Boris Johnson or Jeremy Hunt will face an immediate crisis in the private rented sector if government doesn’t rethink its plans to impose fresh regulation on the lettings industry.
The warning from the National Landlords Association follows new research that shows that some 86 percent of landlords consider it “very likely” or “likely” that they would exit the private rented sector if the government presses ahead with controversial plans to make it harder to evict tenants who do not pay their rent.
This comes in the wake of separate NLA research that found that landlords are pessimistic about the future, with the proportion rating the prospects of their own lettings business as “very good” or “good” falling from 65 per cent to 37 per cent over the past four years.

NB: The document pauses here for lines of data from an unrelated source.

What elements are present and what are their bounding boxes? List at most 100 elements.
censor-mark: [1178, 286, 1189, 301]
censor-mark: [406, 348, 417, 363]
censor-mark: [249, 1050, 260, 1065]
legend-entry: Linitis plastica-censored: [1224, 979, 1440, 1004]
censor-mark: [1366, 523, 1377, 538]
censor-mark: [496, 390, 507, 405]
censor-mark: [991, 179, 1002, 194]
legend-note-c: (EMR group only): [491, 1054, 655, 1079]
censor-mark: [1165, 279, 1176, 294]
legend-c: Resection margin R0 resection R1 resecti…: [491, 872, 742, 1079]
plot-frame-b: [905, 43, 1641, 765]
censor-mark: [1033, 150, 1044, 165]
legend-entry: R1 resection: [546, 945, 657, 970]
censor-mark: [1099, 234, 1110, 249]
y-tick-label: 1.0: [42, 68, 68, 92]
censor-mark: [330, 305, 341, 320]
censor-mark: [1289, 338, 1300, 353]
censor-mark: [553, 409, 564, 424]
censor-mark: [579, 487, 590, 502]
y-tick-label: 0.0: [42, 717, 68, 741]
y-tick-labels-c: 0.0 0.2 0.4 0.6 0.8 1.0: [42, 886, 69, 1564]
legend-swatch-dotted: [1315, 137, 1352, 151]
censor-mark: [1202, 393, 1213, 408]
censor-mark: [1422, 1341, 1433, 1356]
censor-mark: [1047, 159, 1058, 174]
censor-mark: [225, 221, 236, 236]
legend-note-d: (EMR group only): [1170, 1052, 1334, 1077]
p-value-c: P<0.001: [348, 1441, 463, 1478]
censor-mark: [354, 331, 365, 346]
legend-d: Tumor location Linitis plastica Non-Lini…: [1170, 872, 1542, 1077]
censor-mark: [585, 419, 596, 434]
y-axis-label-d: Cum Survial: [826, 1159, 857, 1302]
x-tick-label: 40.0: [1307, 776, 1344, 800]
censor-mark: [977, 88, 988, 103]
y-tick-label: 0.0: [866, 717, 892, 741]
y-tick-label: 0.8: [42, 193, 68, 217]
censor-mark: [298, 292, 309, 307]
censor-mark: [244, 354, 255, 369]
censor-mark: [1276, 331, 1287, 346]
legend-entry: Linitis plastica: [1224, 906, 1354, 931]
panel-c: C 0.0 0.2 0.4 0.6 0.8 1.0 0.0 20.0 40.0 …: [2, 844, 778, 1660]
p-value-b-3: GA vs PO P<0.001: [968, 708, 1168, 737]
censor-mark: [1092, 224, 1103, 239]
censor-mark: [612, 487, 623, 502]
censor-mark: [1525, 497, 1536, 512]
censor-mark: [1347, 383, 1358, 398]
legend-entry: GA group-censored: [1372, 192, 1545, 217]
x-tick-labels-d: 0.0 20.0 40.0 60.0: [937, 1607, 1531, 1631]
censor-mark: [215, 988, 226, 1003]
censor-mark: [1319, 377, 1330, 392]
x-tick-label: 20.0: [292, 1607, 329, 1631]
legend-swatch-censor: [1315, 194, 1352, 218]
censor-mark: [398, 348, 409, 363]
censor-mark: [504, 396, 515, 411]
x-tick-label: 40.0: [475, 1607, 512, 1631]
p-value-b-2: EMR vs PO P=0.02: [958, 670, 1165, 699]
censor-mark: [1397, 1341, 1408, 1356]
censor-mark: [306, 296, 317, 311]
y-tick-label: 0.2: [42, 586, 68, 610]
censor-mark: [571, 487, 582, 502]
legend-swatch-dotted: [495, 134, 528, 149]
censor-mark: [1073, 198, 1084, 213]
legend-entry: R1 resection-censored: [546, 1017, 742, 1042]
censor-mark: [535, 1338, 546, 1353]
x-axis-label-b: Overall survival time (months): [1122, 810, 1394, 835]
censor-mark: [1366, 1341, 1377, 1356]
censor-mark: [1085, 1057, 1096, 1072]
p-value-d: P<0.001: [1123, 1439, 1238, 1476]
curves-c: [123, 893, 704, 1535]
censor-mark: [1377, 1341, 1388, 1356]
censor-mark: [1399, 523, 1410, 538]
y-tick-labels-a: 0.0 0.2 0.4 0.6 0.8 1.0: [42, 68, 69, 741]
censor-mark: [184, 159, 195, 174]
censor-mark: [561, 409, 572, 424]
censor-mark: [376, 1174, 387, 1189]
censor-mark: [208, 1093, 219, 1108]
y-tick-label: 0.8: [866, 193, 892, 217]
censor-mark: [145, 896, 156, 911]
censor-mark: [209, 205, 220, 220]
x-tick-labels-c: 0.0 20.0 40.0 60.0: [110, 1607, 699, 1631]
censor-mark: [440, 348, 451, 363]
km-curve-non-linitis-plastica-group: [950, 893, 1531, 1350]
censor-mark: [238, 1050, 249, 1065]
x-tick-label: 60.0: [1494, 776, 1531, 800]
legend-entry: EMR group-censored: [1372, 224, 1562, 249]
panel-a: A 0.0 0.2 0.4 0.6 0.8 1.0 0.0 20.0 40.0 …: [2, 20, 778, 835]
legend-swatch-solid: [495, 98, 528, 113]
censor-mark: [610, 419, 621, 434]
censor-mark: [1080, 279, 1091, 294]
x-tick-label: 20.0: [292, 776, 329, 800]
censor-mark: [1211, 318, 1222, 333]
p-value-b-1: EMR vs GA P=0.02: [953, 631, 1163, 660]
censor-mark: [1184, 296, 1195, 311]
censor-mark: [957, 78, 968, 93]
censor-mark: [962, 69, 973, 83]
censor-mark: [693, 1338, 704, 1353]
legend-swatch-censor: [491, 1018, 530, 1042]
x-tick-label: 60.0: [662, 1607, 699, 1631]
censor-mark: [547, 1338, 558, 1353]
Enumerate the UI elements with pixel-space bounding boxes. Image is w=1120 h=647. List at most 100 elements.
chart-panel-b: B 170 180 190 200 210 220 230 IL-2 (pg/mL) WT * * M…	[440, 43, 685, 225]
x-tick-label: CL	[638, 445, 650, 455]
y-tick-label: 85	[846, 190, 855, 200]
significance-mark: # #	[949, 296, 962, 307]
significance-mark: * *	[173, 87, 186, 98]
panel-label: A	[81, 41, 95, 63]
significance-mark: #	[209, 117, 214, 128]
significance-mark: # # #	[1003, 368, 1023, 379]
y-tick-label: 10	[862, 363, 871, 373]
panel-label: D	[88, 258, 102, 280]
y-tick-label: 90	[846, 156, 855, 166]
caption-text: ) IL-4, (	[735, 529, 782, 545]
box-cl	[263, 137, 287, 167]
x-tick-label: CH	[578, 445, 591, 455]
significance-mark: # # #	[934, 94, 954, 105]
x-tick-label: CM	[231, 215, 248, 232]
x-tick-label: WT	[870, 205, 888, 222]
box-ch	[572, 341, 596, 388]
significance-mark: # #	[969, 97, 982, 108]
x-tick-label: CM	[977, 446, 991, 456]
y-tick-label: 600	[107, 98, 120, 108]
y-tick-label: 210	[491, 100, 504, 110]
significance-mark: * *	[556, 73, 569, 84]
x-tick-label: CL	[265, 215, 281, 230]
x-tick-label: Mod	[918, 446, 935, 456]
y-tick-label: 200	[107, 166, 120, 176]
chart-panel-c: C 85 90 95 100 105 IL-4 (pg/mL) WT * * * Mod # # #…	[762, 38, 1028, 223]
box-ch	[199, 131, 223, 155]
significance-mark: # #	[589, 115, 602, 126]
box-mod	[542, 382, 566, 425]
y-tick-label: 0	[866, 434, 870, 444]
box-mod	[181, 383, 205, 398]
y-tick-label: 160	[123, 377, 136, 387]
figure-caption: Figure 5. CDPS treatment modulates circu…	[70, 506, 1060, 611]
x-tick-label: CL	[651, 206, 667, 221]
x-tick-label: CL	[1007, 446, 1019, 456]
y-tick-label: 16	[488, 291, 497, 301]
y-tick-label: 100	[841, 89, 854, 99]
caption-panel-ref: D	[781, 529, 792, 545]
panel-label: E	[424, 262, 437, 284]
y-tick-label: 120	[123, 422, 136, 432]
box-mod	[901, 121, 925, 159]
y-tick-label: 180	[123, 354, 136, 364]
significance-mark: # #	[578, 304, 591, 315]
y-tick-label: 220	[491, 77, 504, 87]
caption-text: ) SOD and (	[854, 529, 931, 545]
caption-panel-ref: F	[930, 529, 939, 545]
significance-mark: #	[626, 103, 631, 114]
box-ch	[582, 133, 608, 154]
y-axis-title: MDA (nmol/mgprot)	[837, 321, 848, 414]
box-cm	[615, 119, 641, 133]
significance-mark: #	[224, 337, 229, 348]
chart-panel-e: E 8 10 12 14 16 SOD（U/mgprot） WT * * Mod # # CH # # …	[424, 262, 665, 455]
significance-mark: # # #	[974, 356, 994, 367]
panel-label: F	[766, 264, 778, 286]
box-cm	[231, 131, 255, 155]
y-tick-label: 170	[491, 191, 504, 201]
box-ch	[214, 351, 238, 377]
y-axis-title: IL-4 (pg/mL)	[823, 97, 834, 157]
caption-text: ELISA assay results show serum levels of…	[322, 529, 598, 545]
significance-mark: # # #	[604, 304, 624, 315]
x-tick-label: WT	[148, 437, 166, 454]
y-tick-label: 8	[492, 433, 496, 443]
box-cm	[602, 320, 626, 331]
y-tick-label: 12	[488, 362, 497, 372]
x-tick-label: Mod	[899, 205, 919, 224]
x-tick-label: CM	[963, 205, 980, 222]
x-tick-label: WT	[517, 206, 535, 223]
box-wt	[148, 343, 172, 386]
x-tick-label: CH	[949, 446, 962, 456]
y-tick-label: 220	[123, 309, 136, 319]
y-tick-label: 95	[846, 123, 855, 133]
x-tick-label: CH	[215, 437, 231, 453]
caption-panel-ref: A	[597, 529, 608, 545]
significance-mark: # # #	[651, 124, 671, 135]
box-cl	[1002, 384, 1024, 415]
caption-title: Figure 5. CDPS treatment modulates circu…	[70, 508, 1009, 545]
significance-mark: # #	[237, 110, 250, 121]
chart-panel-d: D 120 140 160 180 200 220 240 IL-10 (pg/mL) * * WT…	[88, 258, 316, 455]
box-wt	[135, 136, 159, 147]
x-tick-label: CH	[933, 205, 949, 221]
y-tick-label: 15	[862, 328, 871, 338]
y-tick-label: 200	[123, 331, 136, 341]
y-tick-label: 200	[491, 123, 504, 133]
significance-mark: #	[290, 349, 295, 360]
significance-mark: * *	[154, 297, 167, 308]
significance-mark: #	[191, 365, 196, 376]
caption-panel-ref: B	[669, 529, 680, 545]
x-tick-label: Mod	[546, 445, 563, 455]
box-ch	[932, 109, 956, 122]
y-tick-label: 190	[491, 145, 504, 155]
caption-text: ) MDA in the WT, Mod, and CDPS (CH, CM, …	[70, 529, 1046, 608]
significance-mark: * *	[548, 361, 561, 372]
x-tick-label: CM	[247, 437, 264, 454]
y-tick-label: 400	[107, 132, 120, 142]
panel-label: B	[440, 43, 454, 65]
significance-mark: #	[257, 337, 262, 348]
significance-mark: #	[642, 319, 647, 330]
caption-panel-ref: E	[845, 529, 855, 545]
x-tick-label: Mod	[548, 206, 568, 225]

According to a survey of NLA members, nearly half (46 percent) of landlords have invested in property in order to substitute or supplement their pensions.
The NLA says many did so after pension saving became a liability following the Labour government’s controversial £10 billion-a-year pension fund “tax grab” and a series of high-profile scandals involving pension schemes such as those of Equitable Life and Robert Maxwell’s Mirror Group.
The association claims there are rising expectations that many landlords will have to sell up in order to fund their pension.
Richard Lambert, NLA chief executive, says: “Many landlords are telling us that the latest changes to the regulations affecting the private rented sector are the last straw.
“These are not the greedy or unscrupulous people that many would have you believe. They became landlords in order to fund their retirement, but they are being backed into a corner because the government’s plans to change the regulations—such as the proposal to abolish Section 21 of the Housing Act—is making it harder and harder for them to generate sufficient income.
“If they are left with no option but to sell their property and exit the private rented sector in order to fund their retirement, then given how many landlords are retired or approaching retirement, the chances are that there will be a sudden and significant shrinkage in the size of the private rented sector. If that happened, it is a racing certainty that the current housing crisis would get worse.”